As generative AI achieves hyper-realism, superficial artifact detection has become obsolete. While prevailing methods rely on resource-intensive fine-tuning of black-box backbones, we propose that forgery detection capability is already encoded within pre-trained models rather than requiring end-to-end retraining. To elicit this intrinsic capability, we propose the discriminative neural anchors (DNA) framework, which employs a coarse-to-fine excavation mechanism. First, by analyzing feature decoupling and attention distribution shifts, we pinpoint critical intermediate layers where the focus of the model logically transitions from global semantics to local anomalies. Subsequently, we introduce a triadic fusion scoring metric paired with a curvature-truncation strategy to strip away semantic redundancy, precisely isolating the forgery-discriminative units (FDUs) inherently imprinted with sensitivity to forgery traces. Moreover, we introduce HIFI-Gen, a high-fidelity synthetic benchmark built upon the very latest models, to address the lag in existing datasets. Experiments demonstrate that by solely relying on these anchors, DNA achieves superior detection performance even under few-shot conditions. Furthermore, it exhibits remarkable robustness across diverse architectures and against unseen generative models, validating that waking up latent neurons is more effective than extensive fine-tuning.
Paper Structure (26 sections, 18 equations, 16 figures, 3 tables)

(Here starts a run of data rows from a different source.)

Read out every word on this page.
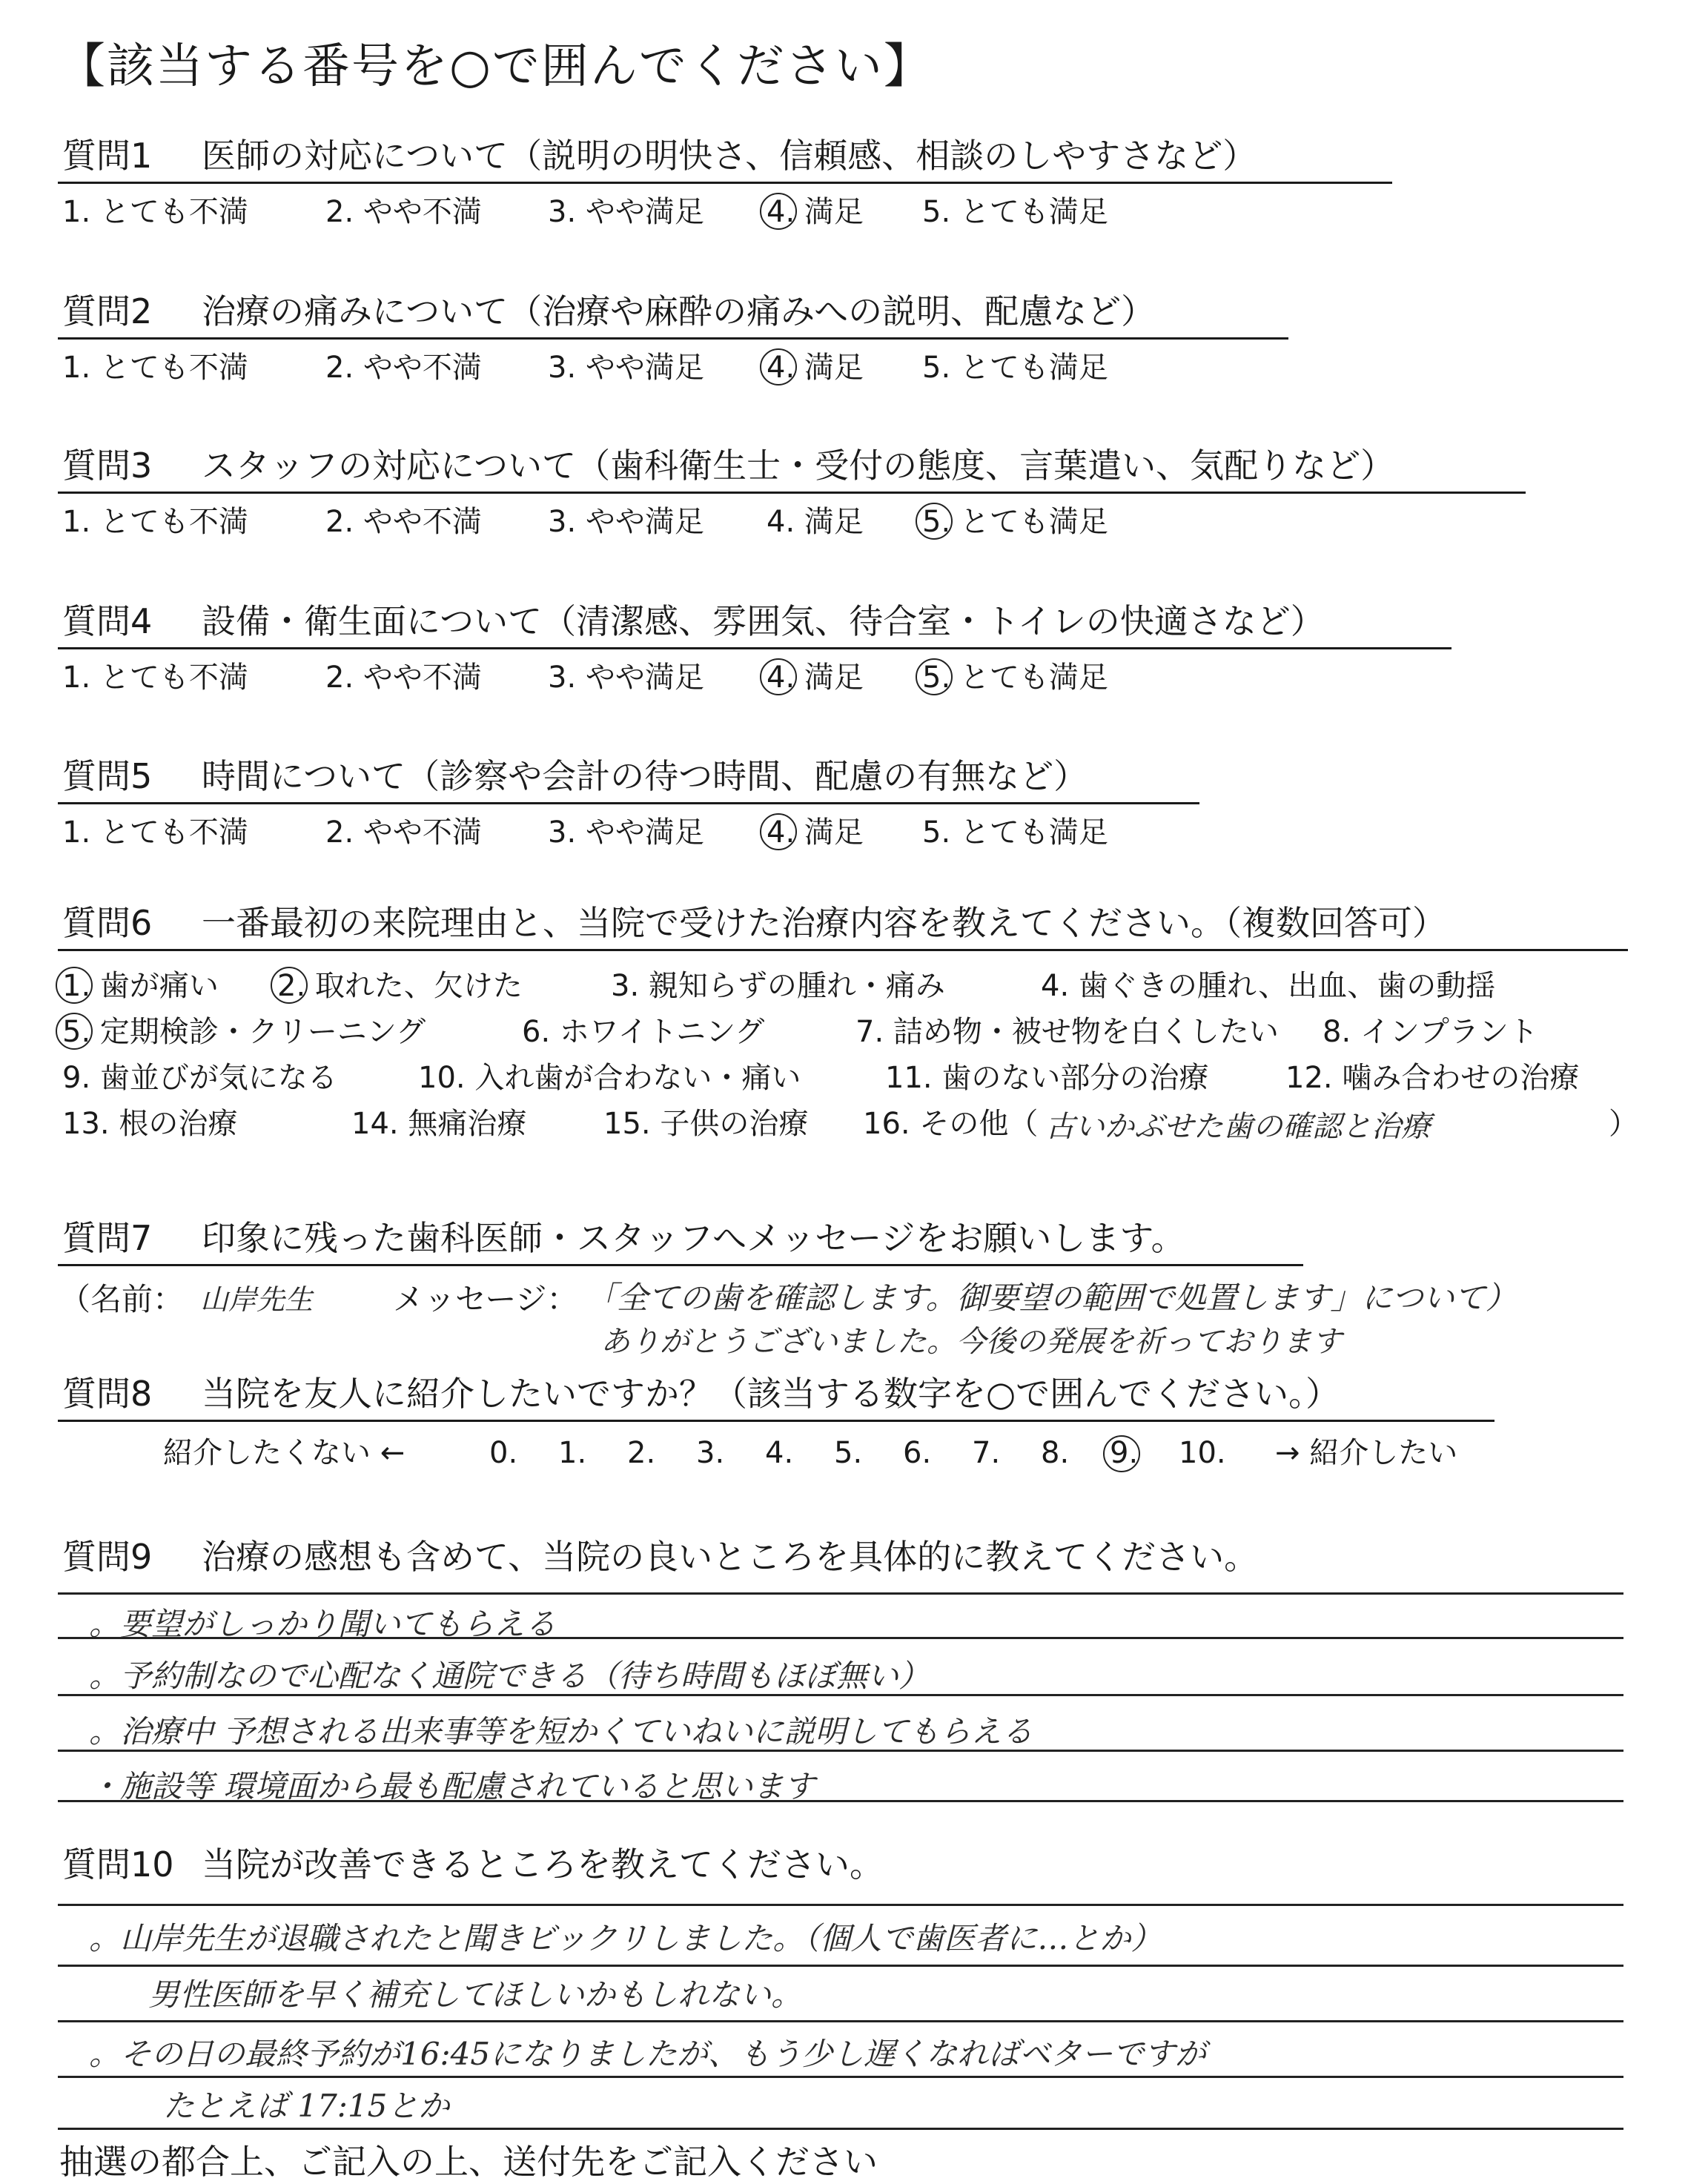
【該当する番号を○で囲んでください】
質問1 医師の対応について（説明の明快さ、信頼感、相談のしやすさなど）
1. とても不満	2. やや不満 3. やや満足 4. 満足 5. とても満足
質問2 治療の痛みについて（治療や麻酔の痛みへの説明、配慮など）
1. とても不満	2. やや不満 3. やや満足 4. 満足 5. とても満足
質問3 スタッフの対応について（歯科衛生士・受付の態度、言葉遣い、気配りなど）
1. とても不満	2. やや不満 3. やや満足 4. 満足 5. とても満足
質問4 設備・衛生面について（清潔感、雰囲気、待合室・トイレの快適さなど）
1. とても不満	2. やや不満 3. やや満足 4. 満足 5. とても満足
質問5 時間について（診察や会計の待つ時間、配慮の有無など）
1. とても不満	2. やや不満 3. やや満足 4. 満足 5. とても満足
質問6 一番最初の来院理由と、当院で受けた治療内容を教えてください。（複数回答可）
1. 歯が痛い 2. 取れた、欠けた	3. 親知らずの腫れ・痛み	4. 歯ぐきの腫れ、出血、歯の動揺
5. 定期検診・クリーニング	6. ホワイトニング	7. 詰め物・被せ物を白くしたい 8. インプラント
9. 歯並びが気になる	10. 入れ歯が合わない・痛い	11. 歯のない部分の治療	12. 噛み合わせの治療
13. 根の治療	14. 無痛治療	15. 子供の治療 16. その他（ 古いかぶせた歯の確認と治療	）
質問7 印象に残った歯科医師・スタッフへメッセージをお願いします。
（名前： 山岸先生	メッセージ： 「全ての歯を確認します。御要望の範囲で処置します」について）
ありがとうございました。今後の発展を祈っております
質問8 当院を友人に紹介したいですか？（該当する数字を○で囲んでください。）
紹介したくない ←	0. 1. 2. 3. 4. 5. 6. 7. 8. 9. 10. → 紹介したい
質問9 治療の感想も含めて、当院の良いところを具体的に教えてください。
。要望がしっかり聞いてもらえる
。予約制なので心配なく通院できる（待ち時間もほぼ無い）
。治療中 予想される出来事等を短かくていねいに説明してもらえる
・施設等 環境面から最も配慮されていると思います
質問10 当院が改善できるところを教えてください。
。山岸先生が退職されたと聞きビックリしました。（個人で歯医者に…とか）
男性医師を早く補充してほしいかもしれない。
。その日の最終予約が16:45になりましたが、もう少し遅くなればベターですが
たとえば 17:15とか
抽選の都合上、ご記入の上、送付先をご記入ください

This paper contains 26 sections, 18 equations, 16 figures, 3 tables.

Figures (16)

  • Figure 1: Comparison of detection paradigms in the era of hyper-realistic generation. Unlike conventional methods that fail as surface artifacts disappear, our DNA framework exploits neuronal hierarchies to robustly detect hyper-realistic scenarios.
  • Figure 2: Visualization of HIFI-Gen structure. HIFI-Gen comprises images generated by five distinct generative models, each yielding 3,000 images across 1,000 categories.
  • Figure 3: Overall of the DNA framework. The pipeline operates in a coarse-to-fine manner. Stage 1: layer localization. We pinpoint critical intermediate layers by analyzing feature-space decoupling and attention-distribution shifts, validated by linear probing. Stage 2: FDUs detection. We identify sparse forgery-discriminative units (FDUs) from the frozen backbone using a triadic fusion score ($S_{i,k}$).
  • Figure 4: Visualization of distance metrics across layers. The cosine distance ($D_{cos}$) between the centroids of real and fake classes at each layer. The euclidean distance ($D_{L2}$) of the global attention distributions between real and fake images.
  • Figure 5: Visualization of FDUs attention. The activation maps of FDUs on both original and augmented images.